SBIR Phase I: Power-dense flexible solar panels for high-value markets

About This Grant

The broader/commercial impact of this Small Business Innovation Research (SBIR) Phase I project is the development of a novel power-dense, flexible solar panel technology designed to meet the urgent energy demands of rapidly growing sectors such as aerospace, electric vehicles, the Internet of Things (IoT), and buildings. These high-specific-power solar panels leverage advanced transition metal dichalcogenide (TMD) materials, enabling power-per-weight performance up to 10 times higher than current alternatives. The innovation has the potential to unlock transformative applications, from extending the range, lifetime, and capabilities of drones and satellites to powering trillions of smart IoT devices and electrifying vehicles and building surfaces. The immediate target market, including satellites and unmanned aerial vehicles, is estimated at approximately $20 billion, with broader market potential exceeding $140 billion by 2027. The project supports domestic energy independence, job creation, economic growth, and educational advancement in the energy and semiconductor sectors. The intellectual merit of this project lies in advancing a high-efficiency, scalable solar cell technology based on TMDs such as molybdenum disulfide (MoS₂), tungsten disulfide (WS₂), and tungsten diselenide (WSe₂).
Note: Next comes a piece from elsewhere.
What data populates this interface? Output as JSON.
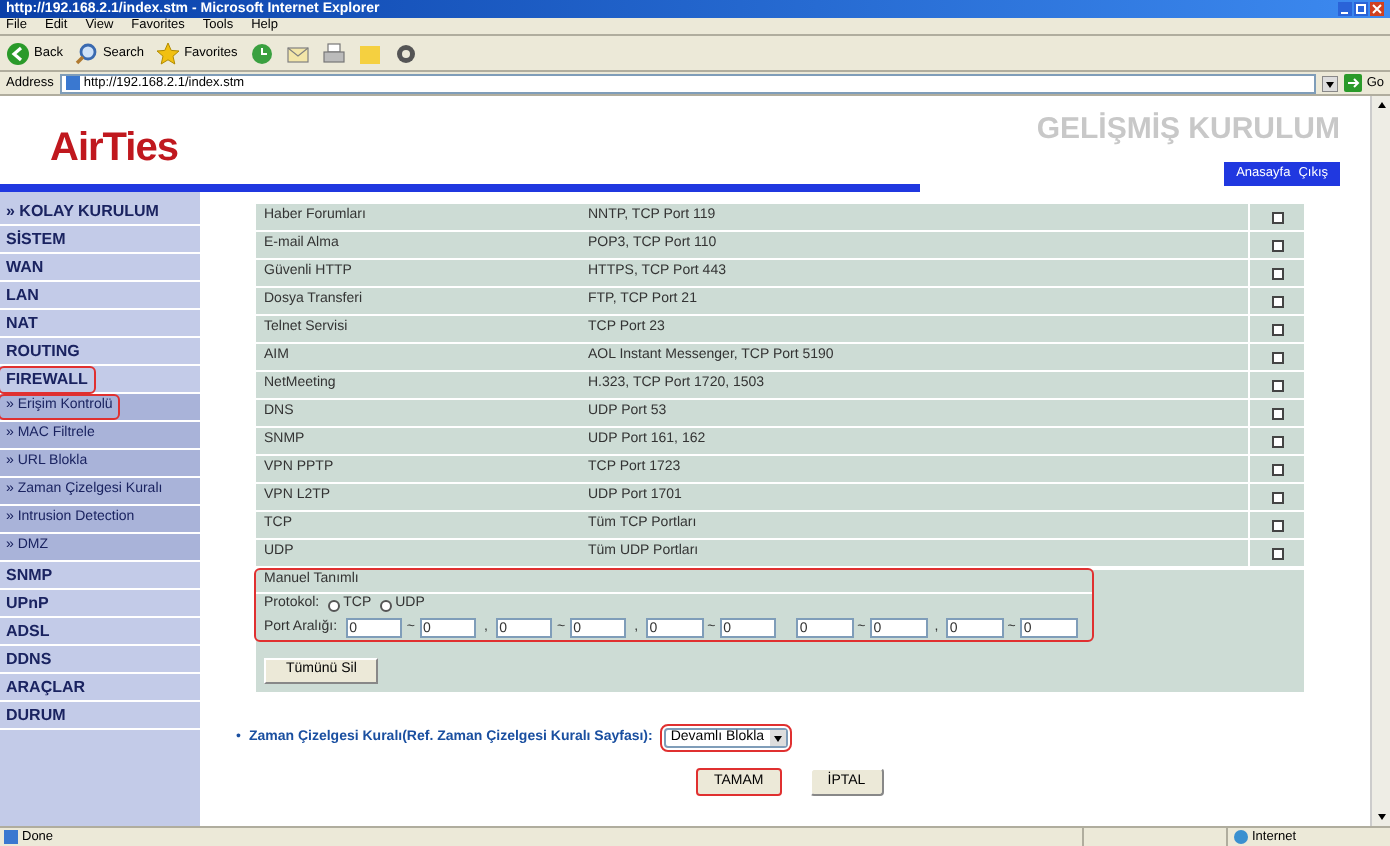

These materials possess optimal band gaps, high optical absorption, and environmental durability ideal for thin, flexible photovoltaics. While prior research has demonstrated promising individual performance metrics such as high open-circuit voltages and current densities, these have yet to be integrated into a single scalable design. This project aims to synthesize low-defect TMD films in a scalable manner and incorporate them into an optimal solar cell design that achieves power conversion efficiency and specific power high enough to enable pilot testing with potential customers. Technical challenges such as interface engineering and material incompatibilities will be systematically addressed through multi-pathway risk mitigation. The expected outcomes will establish the foundational design and manufacturing pathways for commercial-scale high-specific-power TMD photovoltaics. This award reflects NSF's statutory mission and has been deemed worthy of support through evaluation using the Foundation's intellectual merit and broader impacts review criteria.